殖民文化;殖民内化;欧洲中心;身份认同;华文文化
马来西亚华文作家协会前任主席、首届马华文学奖得主方北方(1918~2007)是马华文学的播种者。方北方的小说以厚重的史诗感为显著特征,小说始终跳动着那个时代的脉搏,反映着华族沧桑的历史变迁。学者黄万华在评述方北方的作品时说:“方北方小说带给马华文学界的首先是其创作的史诗感。漂泊海外、落地生根的马华民族最让人怦然心动的是其同当地政治、经济、文化复杂互动留下的历史足迹,而方北方的小说始终在留摄这些历史印迹。”[1]127方北方的《娘惹与峇峇》正是一部反映“华人文化认同的变迁史的作品”[1]127。《娘惹与峇峇》创造了峇峇和娘惹两类特殊时期马来西亚华人的典型形象。峇峇娘惹(Baba Nongya)亦称海峡华人或土生华人,男性称为峇峇,女性称为娘惹。他们是新马华族社会一个独特族群,在思想文化上具有独特性。①关于峇峇娘惹族群及其文化独特性,学者开展了广泛的研究。参见:陈志明《海峡殖民地的华人——峇峇华人的社会与文化》,载林水檺、骆静山合编《马来西亚华人史》,马来西亚留台校友会联合总会1984年出版,第167-200页;梁明柳、陆松《峇峇娘惹——东南亚土生华人族群研究》,载《广西民族研究》2010年第1期,第118-122页;黄宝琪《马华文学中峇峇娘惹的形象刻画》,拉曼大学2011年学位论文,第6-13页;陈恒汉《从峇峇娘惹看南洋的文化碰撞与融合》,载《沈阳师范大学学报》(社科版)2011年第3期,第104-108页。

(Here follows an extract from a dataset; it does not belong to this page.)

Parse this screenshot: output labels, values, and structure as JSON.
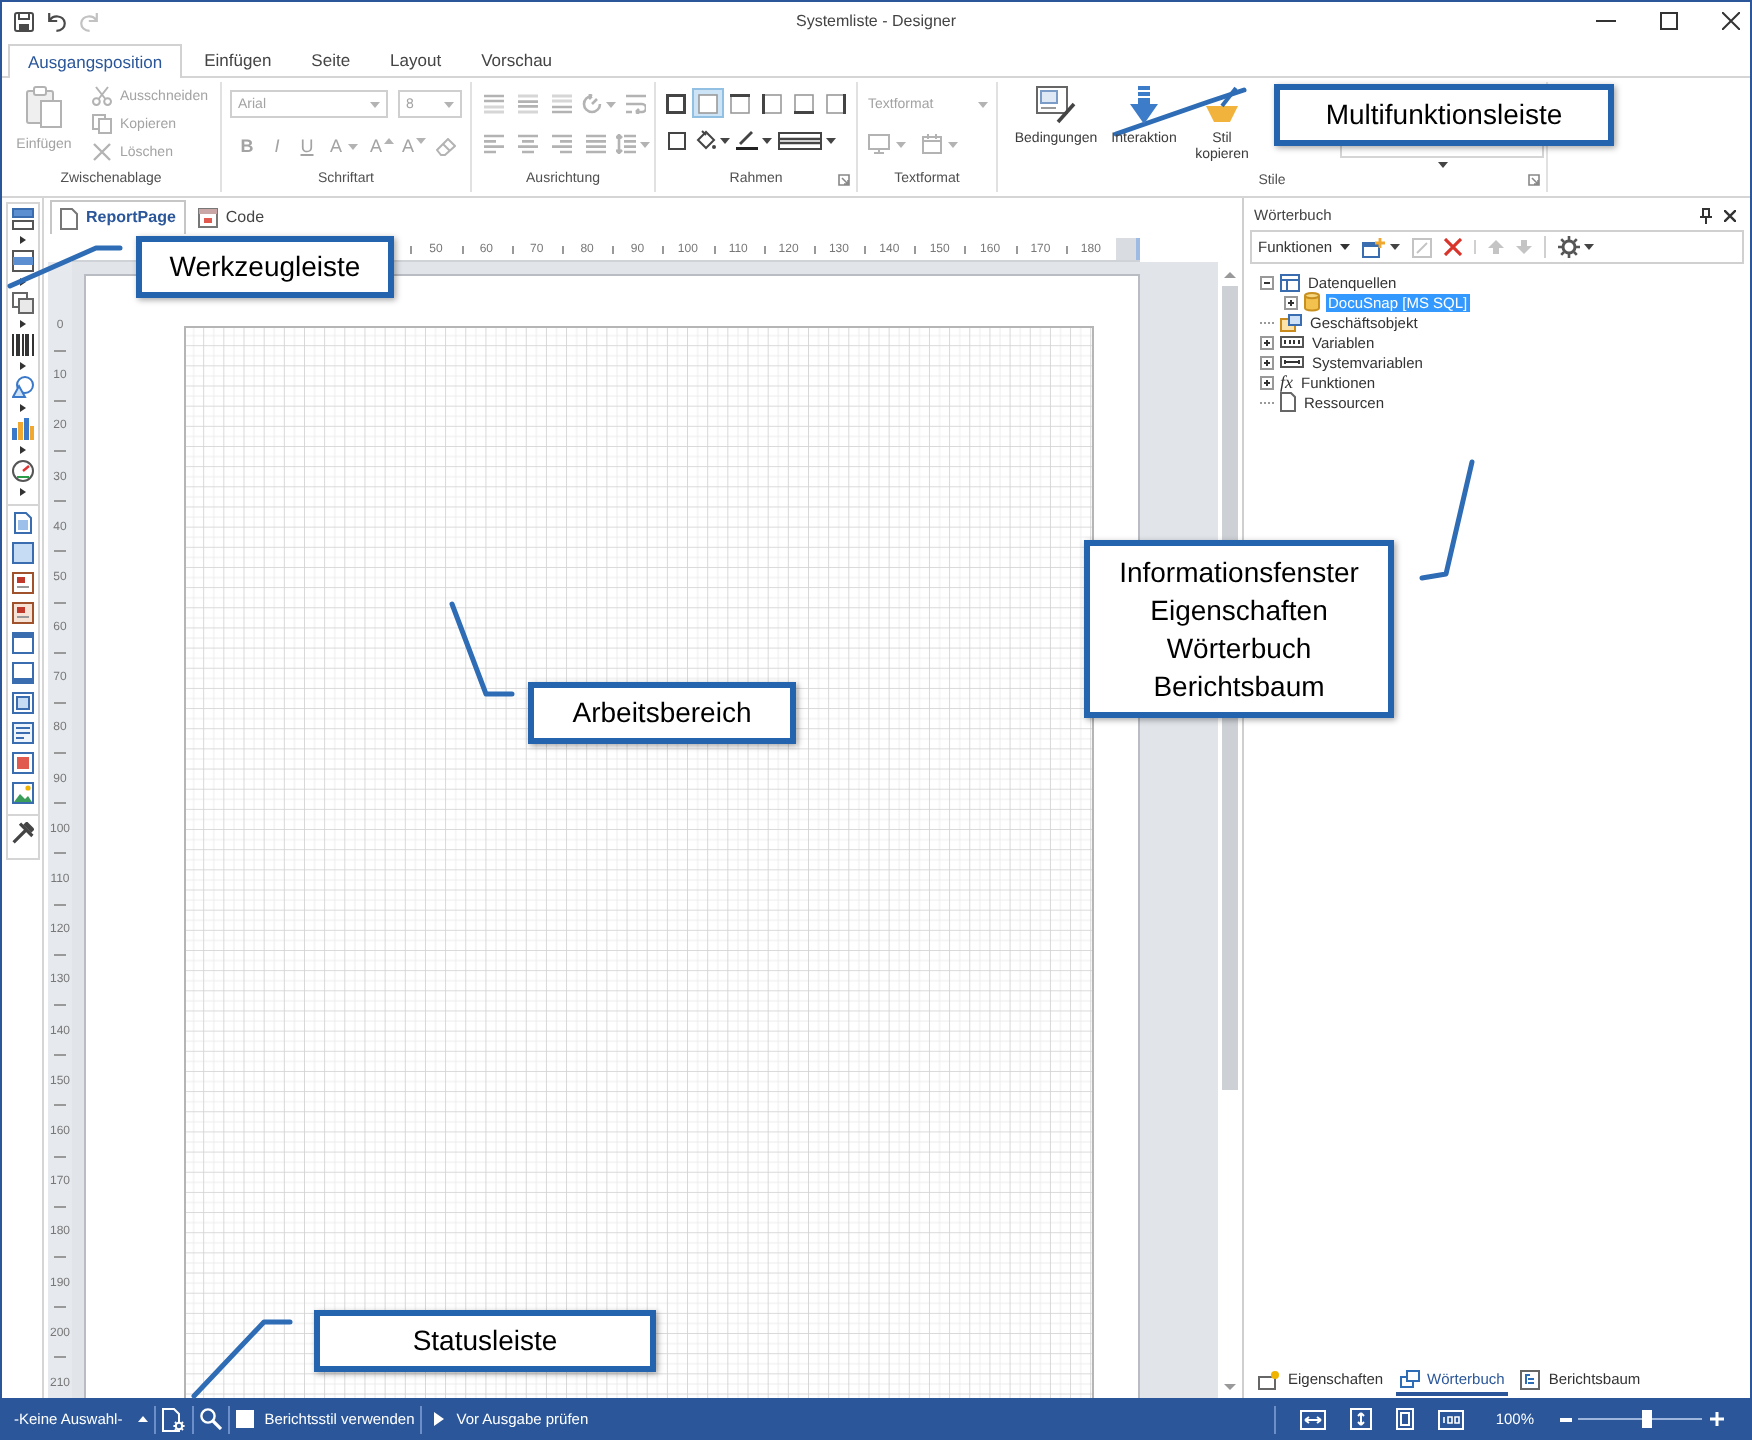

这一族群早期专指在新加坡、马六甲及槟城(统称海峡殖民地)出生的华人,即父系是华人血统,母系是土著血统,主要是英美等欧美殖民宗主国为了方便管理而强制进行的人种分类[2]。峇峇娘惹曾经受到华文文化、马来亚文化及其英国殖民文化(后有日本殖民文化)的多重影响,因此在文化认同上模糊不定,鄙视甚至否定自己的华族文化,认同“欧洲中心”和“白人至上”等殖民文化观。方北方的《娘惹与峇峇》以马来西亚三代华人为典型,通过叙述三代华人家庭一步一步从鼎盛走向衰落的过程,揭露了殖民主义文化对马来西亚华人社会造成的严重毒害。在殖民文化的影响下,以娘惹为代表的华族社会内部形成了畸形的殖民主义观念,这种畸形殖民文化观念挤压并扭曲了华人本土文化,使他们变成没有根的文化遗孤。作为对殖民文化的反抗,小说展望通过加强华文文化教育,使华人社会摆脱殖民主义思想文化的牢笼,并再次走向文化和社会的复兴之旅。
一、被殖民文化荼毒的马来西亚土生华人
自16世纪初期以来,随着地理大发现的热潮以及欧洲列强侵略扩张野心的不断增强,船坚炮利的欧洲列强用武力敲开了亚洲的门户,从此,马来西亚等亚洲国家沦为葡萄牙、荷兰、英国、日本等列强的殖民地、附属国或半殖民地,直到1957年马来西亚才赢得独立。在长达几个世纪的殖民统治中,以英国为首的西方列强,除了对包括马来西亚在内的亚洲国家进行政治控制、军事占领和商业掠夺以外,还不断向亚洲人民灌输西方的殖民主义思想,以达到文化殖民和文化霸权的目的。因此,包括娘惹和峇峇在内的马来西亚土生华人在思想上和文化上不断遭受殖民文化的侵蚀和荼毒,并潜移默化地接受一套近乎西方的价值标准,成为西方殖民主义文化的受害者和霸权文化的践行者。受殖民文化影响的娘惹和峇峇的形象,在小说的诗序中被刻画得淋漓尽致:“口是番腔种是华,效颦欧化总争差;亲朋笑问君何处,却道英伦是祖家。”[3]3在《娘惹与峇峇》中,林娘惹和她母亲、林峇峇、李天福以及众多的马来西亚华人,在价值观、婚姻观等方面,认同并接受了“欧洲中心”、“白人至上”的西方殖民文化观。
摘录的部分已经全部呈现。